I didn't review the first volume of this series, and I haven't reviewed any of the three "Superman: Earth One" volumes either. But, here we go.
Although the first volume was a solid story, I'll be honest and say that it didn't seem to stake out any groundbreaking territory. Sure, some details were different. Thomas Wayne called Alfred to Gotham because he was an old war buddy and he needed someone that he trusted to work security for him as he was poised to become the new Mayor. Indeed, the Penguin, the current Mayor, had hired someone to kill him, but a random thug wound up killing Thomas and Martha before Penguin's men got the chance to do so. (Martha is also an Arkham, the other most important family in this Gotham besides the Waynes.) Otherwise, it's a pretty straight-forward re-telling of Batman's origin story. Alfred is a little more bad-ass, but it all sticks to a familiar, if well written, script as Bruce learns the ropes. My only real complaint about the first volume is a scene meant to be heart-warming, where Alfred embraces Bruce and tells him that he was never alone. But, to be honest, Johns never really showed us that any warmth even remotely existed in their relationship, so I found myself rolling my eyes at the forced emotion behind it. If Alfred is going to be a bad-ass, it's a stretch to believe that he would also be Bruce's emotional steward at the same time. In fact, I feel like Johns missed the chance to stake out said groundbreaking territory, since he could've made this story different by making Alfred emotionally withdrawn.
Johns perform equally solidly in this volume, but I'm not entirely sure that it's any more original than the first volume. The part that piqued my interest the most was the possibility that this Batman wasn't going to be the world's greatest detective. For most of this volume, Bruce looks to Gordon to help him piece together the murders that the Riddler is committing. In fact, Bruce relies on him so much that Alfred gets jealous. At one point, Bruce tramples a crime scene; when Gordon cautions him, he reminds Gordon that he (Gordon) is the detective. It's here where I felt like Johns was going to go a different route. After all, if Bruce isn't the world's greatest detective, Batman is essentially just a vigilante taking down street thugs. But, is that enough in this Gotham? We never find out the answer to that question, since Johns has Bruce become the detective that he needs to be.
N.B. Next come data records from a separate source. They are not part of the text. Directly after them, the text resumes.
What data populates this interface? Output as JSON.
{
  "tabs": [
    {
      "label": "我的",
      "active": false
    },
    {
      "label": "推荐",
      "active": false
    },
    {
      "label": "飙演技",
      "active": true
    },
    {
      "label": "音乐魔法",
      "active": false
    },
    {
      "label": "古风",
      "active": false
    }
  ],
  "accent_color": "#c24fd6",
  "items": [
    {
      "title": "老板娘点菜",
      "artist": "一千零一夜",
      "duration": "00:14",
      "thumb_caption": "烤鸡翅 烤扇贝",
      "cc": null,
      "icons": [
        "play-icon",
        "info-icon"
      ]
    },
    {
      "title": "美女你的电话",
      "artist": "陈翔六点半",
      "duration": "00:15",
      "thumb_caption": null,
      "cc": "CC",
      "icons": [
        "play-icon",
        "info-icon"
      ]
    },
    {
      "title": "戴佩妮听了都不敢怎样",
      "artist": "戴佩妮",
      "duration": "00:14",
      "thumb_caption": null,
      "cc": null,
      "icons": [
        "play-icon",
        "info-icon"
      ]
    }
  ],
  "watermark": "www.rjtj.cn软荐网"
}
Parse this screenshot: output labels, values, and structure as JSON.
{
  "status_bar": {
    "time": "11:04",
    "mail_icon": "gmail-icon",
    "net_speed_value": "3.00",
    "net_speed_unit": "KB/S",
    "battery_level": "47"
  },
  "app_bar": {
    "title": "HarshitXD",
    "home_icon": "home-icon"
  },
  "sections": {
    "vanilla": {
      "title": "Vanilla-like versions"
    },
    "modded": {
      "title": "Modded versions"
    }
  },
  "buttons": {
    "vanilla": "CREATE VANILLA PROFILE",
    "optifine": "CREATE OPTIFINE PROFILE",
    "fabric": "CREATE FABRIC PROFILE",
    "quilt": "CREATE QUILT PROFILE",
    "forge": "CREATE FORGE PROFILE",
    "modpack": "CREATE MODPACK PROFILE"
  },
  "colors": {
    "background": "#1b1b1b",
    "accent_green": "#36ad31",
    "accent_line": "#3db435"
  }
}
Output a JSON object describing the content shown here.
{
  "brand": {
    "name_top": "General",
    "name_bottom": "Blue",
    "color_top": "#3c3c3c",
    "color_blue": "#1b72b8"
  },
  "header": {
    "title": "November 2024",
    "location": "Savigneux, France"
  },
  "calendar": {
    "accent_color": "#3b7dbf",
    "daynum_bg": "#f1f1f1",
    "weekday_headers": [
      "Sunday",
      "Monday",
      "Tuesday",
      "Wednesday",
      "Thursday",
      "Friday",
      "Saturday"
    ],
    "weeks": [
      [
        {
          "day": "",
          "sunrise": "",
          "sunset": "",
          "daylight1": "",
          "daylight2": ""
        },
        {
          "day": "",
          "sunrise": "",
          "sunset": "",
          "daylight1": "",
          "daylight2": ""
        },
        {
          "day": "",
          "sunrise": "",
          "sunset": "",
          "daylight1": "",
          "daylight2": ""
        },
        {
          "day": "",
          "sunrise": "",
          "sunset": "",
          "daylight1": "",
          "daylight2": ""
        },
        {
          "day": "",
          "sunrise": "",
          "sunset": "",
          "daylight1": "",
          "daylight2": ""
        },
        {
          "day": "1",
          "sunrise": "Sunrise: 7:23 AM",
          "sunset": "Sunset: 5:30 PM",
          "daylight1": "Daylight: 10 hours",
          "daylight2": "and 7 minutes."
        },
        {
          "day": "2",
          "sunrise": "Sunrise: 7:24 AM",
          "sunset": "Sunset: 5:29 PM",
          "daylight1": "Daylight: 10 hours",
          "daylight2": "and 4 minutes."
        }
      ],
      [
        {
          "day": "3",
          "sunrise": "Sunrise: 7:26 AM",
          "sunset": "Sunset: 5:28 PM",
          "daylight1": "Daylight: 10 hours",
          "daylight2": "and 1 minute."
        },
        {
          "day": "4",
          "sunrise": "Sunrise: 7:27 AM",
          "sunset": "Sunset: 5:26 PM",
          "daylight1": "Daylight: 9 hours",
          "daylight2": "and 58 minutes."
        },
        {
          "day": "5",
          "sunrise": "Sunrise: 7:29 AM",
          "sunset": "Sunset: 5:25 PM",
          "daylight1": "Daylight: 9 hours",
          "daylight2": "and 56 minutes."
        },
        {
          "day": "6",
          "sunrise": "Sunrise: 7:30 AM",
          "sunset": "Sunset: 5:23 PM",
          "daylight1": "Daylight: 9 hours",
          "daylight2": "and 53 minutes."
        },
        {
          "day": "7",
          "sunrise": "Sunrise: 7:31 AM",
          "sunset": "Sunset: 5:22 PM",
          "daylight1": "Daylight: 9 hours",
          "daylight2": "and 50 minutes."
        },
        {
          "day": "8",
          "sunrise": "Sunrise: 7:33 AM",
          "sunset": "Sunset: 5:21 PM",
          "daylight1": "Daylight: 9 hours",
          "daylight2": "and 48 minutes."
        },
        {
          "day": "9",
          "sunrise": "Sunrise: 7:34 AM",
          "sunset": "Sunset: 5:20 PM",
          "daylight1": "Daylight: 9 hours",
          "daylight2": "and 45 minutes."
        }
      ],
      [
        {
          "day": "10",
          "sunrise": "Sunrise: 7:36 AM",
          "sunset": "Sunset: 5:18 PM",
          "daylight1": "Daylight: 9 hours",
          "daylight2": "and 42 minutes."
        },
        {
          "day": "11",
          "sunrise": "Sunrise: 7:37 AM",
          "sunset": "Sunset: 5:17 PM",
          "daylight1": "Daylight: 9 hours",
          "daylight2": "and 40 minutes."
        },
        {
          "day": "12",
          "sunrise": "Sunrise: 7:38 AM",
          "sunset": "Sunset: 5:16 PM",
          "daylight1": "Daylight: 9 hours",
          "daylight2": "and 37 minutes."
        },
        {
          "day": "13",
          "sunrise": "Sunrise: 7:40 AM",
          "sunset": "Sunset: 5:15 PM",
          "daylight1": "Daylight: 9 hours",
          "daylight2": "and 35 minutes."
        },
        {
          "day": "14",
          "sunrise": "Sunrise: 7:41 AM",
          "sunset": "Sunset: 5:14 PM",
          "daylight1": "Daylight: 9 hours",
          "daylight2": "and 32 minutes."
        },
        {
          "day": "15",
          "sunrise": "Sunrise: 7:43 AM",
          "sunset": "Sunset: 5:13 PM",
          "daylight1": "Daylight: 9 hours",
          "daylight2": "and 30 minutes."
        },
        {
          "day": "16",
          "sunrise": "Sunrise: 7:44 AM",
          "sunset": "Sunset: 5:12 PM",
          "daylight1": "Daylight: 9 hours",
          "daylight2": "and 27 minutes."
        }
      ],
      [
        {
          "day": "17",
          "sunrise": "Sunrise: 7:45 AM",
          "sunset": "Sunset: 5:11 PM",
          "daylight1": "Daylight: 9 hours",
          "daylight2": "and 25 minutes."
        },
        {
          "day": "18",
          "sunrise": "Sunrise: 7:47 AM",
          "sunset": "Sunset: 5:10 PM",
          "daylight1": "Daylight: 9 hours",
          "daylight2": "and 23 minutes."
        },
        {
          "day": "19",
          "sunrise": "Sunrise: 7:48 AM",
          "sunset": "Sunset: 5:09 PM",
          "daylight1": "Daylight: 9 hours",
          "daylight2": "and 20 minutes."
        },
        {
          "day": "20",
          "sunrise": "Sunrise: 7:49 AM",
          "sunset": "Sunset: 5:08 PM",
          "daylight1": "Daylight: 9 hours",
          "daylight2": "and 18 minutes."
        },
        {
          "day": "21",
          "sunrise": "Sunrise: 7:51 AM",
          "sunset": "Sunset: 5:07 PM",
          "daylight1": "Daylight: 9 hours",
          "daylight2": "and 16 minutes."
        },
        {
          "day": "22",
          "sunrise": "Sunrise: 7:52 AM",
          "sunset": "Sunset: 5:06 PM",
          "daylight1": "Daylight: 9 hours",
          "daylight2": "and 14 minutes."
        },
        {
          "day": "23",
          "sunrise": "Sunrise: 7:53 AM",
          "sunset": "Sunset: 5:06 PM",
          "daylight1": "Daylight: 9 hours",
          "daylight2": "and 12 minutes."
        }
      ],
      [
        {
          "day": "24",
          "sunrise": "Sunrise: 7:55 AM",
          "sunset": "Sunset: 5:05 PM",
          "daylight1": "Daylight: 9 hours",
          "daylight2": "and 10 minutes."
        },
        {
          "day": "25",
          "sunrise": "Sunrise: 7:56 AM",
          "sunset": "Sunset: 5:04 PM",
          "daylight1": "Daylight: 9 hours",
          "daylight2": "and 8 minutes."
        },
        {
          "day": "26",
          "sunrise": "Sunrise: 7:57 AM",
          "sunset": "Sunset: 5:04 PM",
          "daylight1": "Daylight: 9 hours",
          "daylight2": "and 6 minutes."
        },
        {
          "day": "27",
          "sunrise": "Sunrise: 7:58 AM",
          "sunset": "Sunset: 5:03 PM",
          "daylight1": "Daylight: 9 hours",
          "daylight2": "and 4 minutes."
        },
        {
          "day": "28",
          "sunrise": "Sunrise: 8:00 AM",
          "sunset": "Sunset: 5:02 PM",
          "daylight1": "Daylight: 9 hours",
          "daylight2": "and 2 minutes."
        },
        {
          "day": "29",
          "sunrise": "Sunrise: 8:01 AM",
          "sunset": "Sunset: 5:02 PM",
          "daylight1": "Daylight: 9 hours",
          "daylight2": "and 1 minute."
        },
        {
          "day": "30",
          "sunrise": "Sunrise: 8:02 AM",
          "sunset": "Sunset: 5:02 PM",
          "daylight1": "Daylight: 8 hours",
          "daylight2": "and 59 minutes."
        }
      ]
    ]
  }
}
At first, I cut Johns some slack, since he initially set Bruce on the course of learning the tools of the trade from Gordon, and I though that could be interesting (if still ending at the same point of him becoming the world's greatest detective.) But, it's pretty clear that this sort of development would take too much time in this format, so Johns is forced to have Bruce develop these skills essentially off-panel. One minute, he's trampling crime scenes, the next one he's seeing a pattern that no one else can see. It's not terrible, exactly, but it was disappointing, in much the same way as Alfred eventually showing his emotional connection to Bruce was disappointing. By the end of this volume, both Alfred and Bruce are only slightly different from their prime counterparts.
Instead, Johns focuses his attention mostly on supporting characters to make this story feel distinct from the DCnU. Again, though, it feels rushed, since he's not able to fully explore characters. The most egregious example is the fact that we still don't know, at the end of this volume, why the Riddler did what he did here. At one point, he seemed to be a figure similar to Anarky, killing the rich that held themselves above the hoi polloi. However, we eventually learn that he's really killing the five government officials colluding to take over the Penguin's criminal empire. In a way, he's Gotham's version of the Punisher, just with more collateral damage, leaving 40+ people dead in his quest to kill five crooks. Batman hypothesizes that he needed the body count to throw people off the trail of his true intent, but he never explains why the Riddler wouldn't want the authorities to know about the five officials in the first place. Bruce originally thought that he was one of the cabal and he was trying to off the competition, but it doesn't seem to be the case at the end of the issue. We're just sort of left wondering.
But, it's not just the Riddler's actions that left me confused. We repeatedly see Harvey Dent jealously attack Bruce every time that he shows interest in his sister, but we're never told why he does so. Johns uses that lack of clarity in his favor at the beginning, since this level of existing emotional instability certainly makes it believable that he could become Two-Face at a later point. But, with that possibility discarded by the end of the issue, we're just left wondering why he was so overprotective. Moreover, it's hard to say that Jessica Dent ever becomes a fully realized character. She's mostly defined by her relationship with Bruce and Harvey, and it makes you wonder how she became Mayor in the first place. In fact, except for a blink-and-you'll-miss-it appearance by Catwoman, you'd be within your rights to wonder if Gotham has any women in it at all. (I guess that I should count the elderly woman that we learn was one of the five corrupt officials, but her portrayal was so obviously intended for us to be shocked -- Aunt May is a crook! -- that I just can't bring myself to count it.)
Honestly, I enjoyed the book more than this review probably implies. But, maybe all the Batman stories have been told. Maybe Scott Snyder was right to kill off Bruce Wayne. If even Geoff Johns can't tell a story where Batman isn't a shining paragon of brawn, intelligence, and morality, then do we just call it a day?